Lucy poured herself a glass of wine and, hesitating, topped Jason’s up too. “Come. Let me show you something.”
They took an AutoTaxi to an industrial estate on the edge of town and pulled up next to a vast, gray, windowless structure. Lucy led them in through a small side door, which Jason could barely see: gray on gray.
They were in a massive, open hangar. They climbed a rampway to a platform suspended maybe twenty feet above the floor where they could see the whole floor area. The warehouse was full, floor to ceiling, with rectangular boxes stacked in shelves and in neat, seemingly endless rows. Immersion tanks. Thousands of them.
“Impressive, eh?” said Lucy. “Didn’t take long for the tanks to move from the prisons to the general population. Back then, we still had an economy that used money, before we could leave everything to the androids and the AI. At first it, was the hardcore gamers and a few curious kids. Then, they became fashionable as a kind of retirement community. A place in the sun at a fraction of the cost, and, more importantly, a place where you never seem to get old, even though your physical body might be falling apart.
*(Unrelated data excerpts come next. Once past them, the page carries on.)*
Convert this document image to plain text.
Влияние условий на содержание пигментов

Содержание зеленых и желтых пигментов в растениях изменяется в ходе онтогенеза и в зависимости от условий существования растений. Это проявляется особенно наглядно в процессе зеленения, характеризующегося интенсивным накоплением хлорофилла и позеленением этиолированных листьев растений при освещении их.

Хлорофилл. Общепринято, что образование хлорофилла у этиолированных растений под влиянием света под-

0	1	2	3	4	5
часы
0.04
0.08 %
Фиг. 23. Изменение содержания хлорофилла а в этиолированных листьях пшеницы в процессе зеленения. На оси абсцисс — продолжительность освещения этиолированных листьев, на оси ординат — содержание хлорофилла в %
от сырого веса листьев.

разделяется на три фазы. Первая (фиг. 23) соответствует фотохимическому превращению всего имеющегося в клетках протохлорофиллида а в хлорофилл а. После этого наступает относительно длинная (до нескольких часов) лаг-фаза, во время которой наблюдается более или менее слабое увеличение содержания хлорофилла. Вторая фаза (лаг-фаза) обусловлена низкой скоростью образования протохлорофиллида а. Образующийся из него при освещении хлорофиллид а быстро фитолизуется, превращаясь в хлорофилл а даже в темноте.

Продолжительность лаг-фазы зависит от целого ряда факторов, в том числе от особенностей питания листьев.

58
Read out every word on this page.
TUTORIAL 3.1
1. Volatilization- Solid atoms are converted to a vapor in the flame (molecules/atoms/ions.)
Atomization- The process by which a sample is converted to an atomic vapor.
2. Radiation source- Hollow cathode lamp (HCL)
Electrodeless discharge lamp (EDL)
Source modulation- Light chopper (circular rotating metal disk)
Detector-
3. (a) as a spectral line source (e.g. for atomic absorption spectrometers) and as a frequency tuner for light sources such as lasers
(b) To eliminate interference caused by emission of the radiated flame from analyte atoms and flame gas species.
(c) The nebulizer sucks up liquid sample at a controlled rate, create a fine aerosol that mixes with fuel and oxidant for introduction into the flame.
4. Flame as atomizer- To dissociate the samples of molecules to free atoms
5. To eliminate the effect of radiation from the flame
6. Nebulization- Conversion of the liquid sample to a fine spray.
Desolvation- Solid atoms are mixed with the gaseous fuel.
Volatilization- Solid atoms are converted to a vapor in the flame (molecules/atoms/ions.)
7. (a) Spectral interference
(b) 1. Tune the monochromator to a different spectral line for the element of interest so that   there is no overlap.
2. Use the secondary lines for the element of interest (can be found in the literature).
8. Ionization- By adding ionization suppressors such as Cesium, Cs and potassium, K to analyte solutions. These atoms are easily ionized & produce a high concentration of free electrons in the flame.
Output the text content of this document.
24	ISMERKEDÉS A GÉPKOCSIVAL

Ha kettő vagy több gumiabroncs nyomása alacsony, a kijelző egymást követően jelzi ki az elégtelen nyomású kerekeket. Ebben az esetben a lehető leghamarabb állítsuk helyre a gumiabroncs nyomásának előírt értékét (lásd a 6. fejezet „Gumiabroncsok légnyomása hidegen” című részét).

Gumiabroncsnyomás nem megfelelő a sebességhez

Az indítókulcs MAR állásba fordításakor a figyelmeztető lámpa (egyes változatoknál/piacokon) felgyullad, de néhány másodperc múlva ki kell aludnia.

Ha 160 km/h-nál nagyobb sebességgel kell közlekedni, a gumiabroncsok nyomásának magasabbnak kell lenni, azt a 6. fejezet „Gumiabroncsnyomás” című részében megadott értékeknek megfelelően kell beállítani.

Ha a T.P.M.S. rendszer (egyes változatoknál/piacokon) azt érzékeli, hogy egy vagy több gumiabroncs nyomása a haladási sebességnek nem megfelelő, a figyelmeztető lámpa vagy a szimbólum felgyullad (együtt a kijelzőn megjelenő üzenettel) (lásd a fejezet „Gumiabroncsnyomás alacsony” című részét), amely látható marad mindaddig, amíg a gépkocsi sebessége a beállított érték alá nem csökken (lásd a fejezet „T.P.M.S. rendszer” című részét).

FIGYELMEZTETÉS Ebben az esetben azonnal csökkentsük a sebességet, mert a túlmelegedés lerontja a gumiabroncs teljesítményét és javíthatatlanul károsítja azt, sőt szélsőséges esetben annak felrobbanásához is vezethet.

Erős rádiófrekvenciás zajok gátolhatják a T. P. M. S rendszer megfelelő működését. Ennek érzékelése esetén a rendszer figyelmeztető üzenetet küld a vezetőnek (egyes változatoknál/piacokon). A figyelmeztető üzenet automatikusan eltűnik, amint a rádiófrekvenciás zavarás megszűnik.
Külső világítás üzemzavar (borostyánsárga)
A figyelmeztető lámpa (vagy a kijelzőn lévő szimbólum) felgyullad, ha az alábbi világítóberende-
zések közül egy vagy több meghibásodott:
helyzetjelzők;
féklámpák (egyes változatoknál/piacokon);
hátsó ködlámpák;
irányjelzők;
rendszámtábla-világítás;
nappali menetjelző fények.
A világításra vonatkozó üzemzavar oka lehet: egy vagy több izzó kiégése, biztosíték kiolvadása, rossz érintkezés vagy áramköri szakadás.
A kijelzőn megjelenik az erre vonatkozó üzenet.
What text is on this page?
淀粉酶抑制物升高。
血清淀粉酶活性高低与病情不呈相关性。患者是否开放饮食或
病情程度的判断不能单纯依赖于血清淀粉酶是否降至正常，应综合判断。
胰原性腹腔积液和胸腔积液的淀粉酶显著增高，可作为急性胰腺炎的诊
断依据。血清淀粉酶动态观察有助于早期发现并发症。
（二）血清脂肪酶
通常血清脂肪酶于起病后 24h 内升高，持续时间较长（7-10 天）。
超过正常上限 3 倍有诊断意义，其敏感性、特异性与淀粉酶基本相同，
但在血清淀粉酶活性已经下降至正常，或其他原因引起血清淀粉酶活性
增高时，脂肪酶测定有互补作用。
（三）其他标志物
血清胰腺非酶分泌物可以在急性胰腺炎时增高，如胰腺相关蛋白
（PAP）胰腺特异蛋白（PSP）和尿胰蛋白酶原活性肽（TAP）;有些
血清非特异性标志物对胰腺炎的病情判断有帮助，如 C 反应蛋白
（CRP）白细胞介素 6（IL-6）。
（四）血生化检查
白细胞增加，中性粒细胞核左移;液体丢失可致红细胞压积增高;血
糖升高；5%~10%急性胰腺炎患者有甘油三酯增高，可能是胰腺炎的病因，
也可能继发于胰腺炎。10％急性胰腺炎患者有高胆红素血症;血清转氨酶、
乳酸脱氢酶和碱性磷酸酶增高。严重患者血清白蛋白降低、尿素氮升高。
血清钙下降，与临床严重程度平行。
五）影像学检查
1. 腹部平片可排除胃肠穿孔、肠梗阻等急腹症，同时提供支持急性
“That was maybe twenty years ago, just about the time the wars ended. That meant a lot of young people coming home without work to do. It didn’t take the government long to work out it was cheaper to offer free tanking than to provide social security to millions of the unemployed. So they hit the tanks too. Gradually, other people started to drift in as well. And now, the only people still clinging on in the real world where it rains and you get old and you get ill and you have to look at your ugly face in the mirror every day are people like me and my gradually dwindling band of customers.”
“Are all these tanks full?”
“Mostly they were. But that’s a good question.”
“People die, I suppose.”
“And normally, babies are born to take their place.”
Jason scratched his head. “Ah.”
“Yes. If everyone’s in the tanks living life virtually they’re not out here bringing up kids. The schools closed down a long time ago in this town.
“There’s no purpose for anyone any more. Hell, they even turned the presidency over to an AI. Just distraction. Like the restaurant. I mean, nobody pays me for dinner because we no longer use money. I keep the place open because it gives me something to do, and I like to see people. I guess they come because they’re trying to pretend things are still normal. It can’t be for the food. It’s excellent, don’t get me wrong. Only you can get better from any of the auto-cafe’s because the expertise of every award-winning chef in history has been digitized and synthesized. We can’t compete on quality. People only come because we’re still human, warts and all.”
“That won’t last forever.”
“I know. I’m already looking for the next challenge. I’ve got some choices to make.” Lucy bowed her head. “There has to be more. Or less.” She let the thought hang.
“So, you’re going to go into one of those tanks?”
She laughed. “What? To become one of those Izos? That would be too sad, after all this time. We’re among the last to hold out, you and me. What do you think will happen to the world if we joined the rest and went to live in fantasy land?” She smiled. “Ever been in the White House?”